The English martial arts internet is awash in people reciting
100 days of bare hand, 1,000 days of spear, 10,000 days of sword,
unless it's
It takes 100 days to learn the spear, 1000 days to learn the sabre, and 10,000 days to learn the sword,
unless it's
unless it's
Learning a form takes 100 days, bo (i.e., staff) takes 1,000, and Tai Chi sword 10,000 days
or
It takes 100 days to master a spear, 1000 days to master a dao (single-edged sword), and 10,000 days to master a jian (double-edged sword)
or
or
It takes 100 days to master the broadsword (dao) but takes 10,000 days to master the straight sword (jian)
Everyone seems to get the basic idea that mastering the Chinese longsword (剑) was hard, but everything else in the "quote" moves around and absolutely no one ever gives a Chinese form of the quote or a source for their "traditional proverb".* The only Chinese source I found with some form of the English quote is
from an article by the guys who took over the Shanghai Daily quoting an American taiji master studying at Fudan. It's unclear if he picked it up from his teachers in the US or from someone in Shanghai.
These all look like they could come from a Chinese original, so I searched Baidu for 百、千、万 and 天 and 剑. The only common phrase I could find was
百日练刀,千日练枪,万日练剑
One hundred days of practice [to master] the dao, one thousand days of practice [to master] the spear/gun, ten thousand days of practice [to master] the longsword.
or closer to the intended meaning (since almost everyone reading the translations in English seems to take the numbers literally)
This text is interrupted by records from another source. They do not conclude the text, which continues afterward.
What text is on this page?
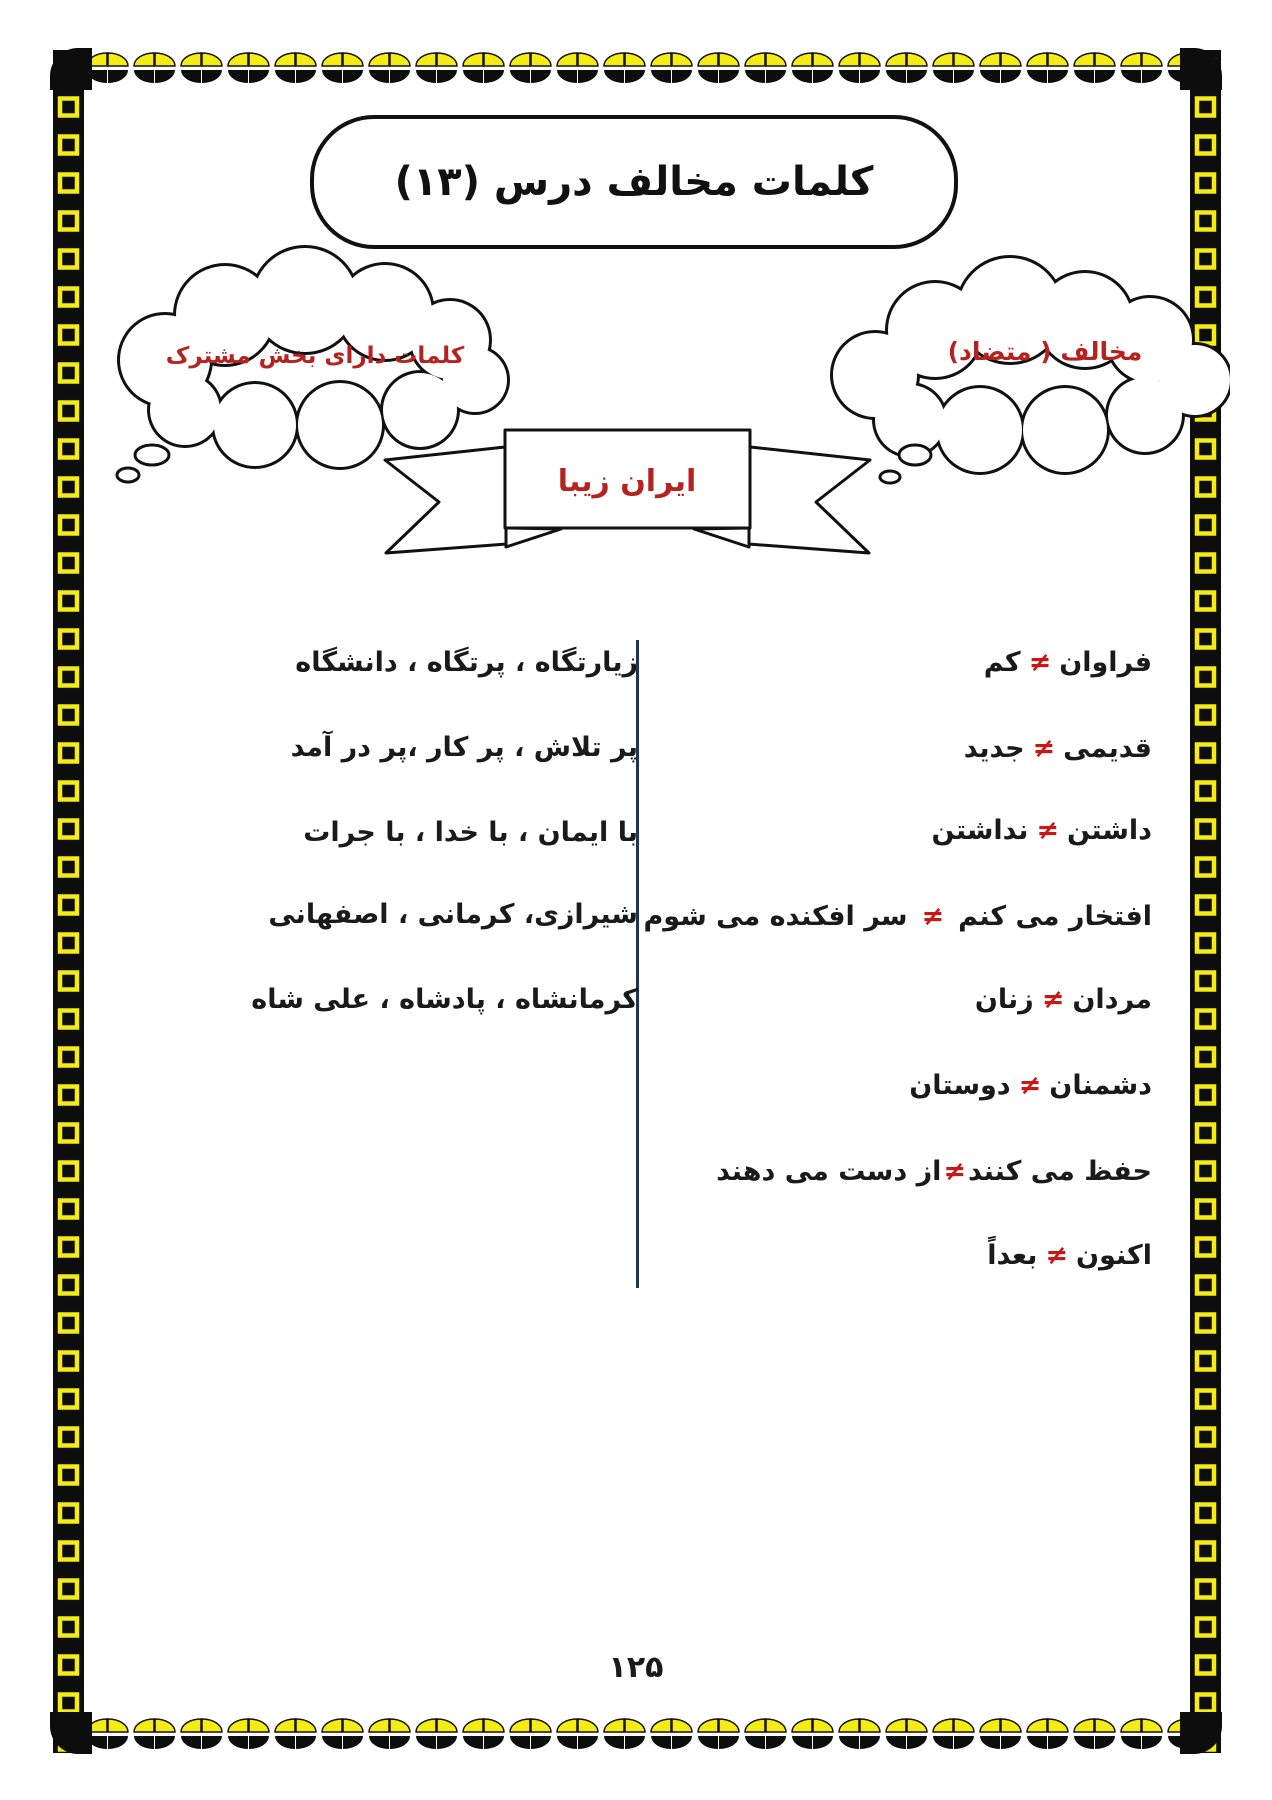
کلمات مخالف درس (۱۳)
کلمات دارای بخش مشترک	مخالف ( متضاد)
ایران زیبا
فراوان≠کم
قدیمی≠جدید
داشتن≠نداشتن
افتخار می کنم≠سر افکنده می شوم
مردان≠زنان
دشمنان≠دوستان
حفظ می کنند≠از دست می دهند
اکنون≠بعداً
زیارتگاه ، پرتگاه ، دانشگاه
پر تلاش ، پر کار ،پر در آمد
با ایمان ، با خدا ، با جرات
شیرازی، کرمانی ، اصفهانی
کرمانشاه ، پادشاه ، علی شاه
۱۲۵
It takes a short while to master the dao, much longer to master the spear, and forever to master the sword.
which my friend with better Chinese says probably came from The Legend of the Condor Heroes (《射雕英雄传》) by Jin Yong (Louis Cha), who wasn't an ancient Chinese master of anything but a tubby 20th-century journalist and wuxia novelist from Hong Kong.
So the questions are:
- Is there any Chinese version of this expression older than 1957?
- If not, could you describe the context of the quote in his book?
- Especially, what did Jin Yong mean by 刀 here?
since it's usually translated as 'knife' these days but actually covers most large single-bladed weapons, including Chinese sabres, machetes, and halberds. (枪 today usually means 'gun' but, as pointed out in the comments, can also mean 'spear', which is presumably what was intended here.)
*The only exception I found was here, quoting e2, loosely quoting a line in Musashi Miyamoto's Book of Five Rings: "To know how to win with the sword... a thousands days of training to develop, ten thousand days of training to polish."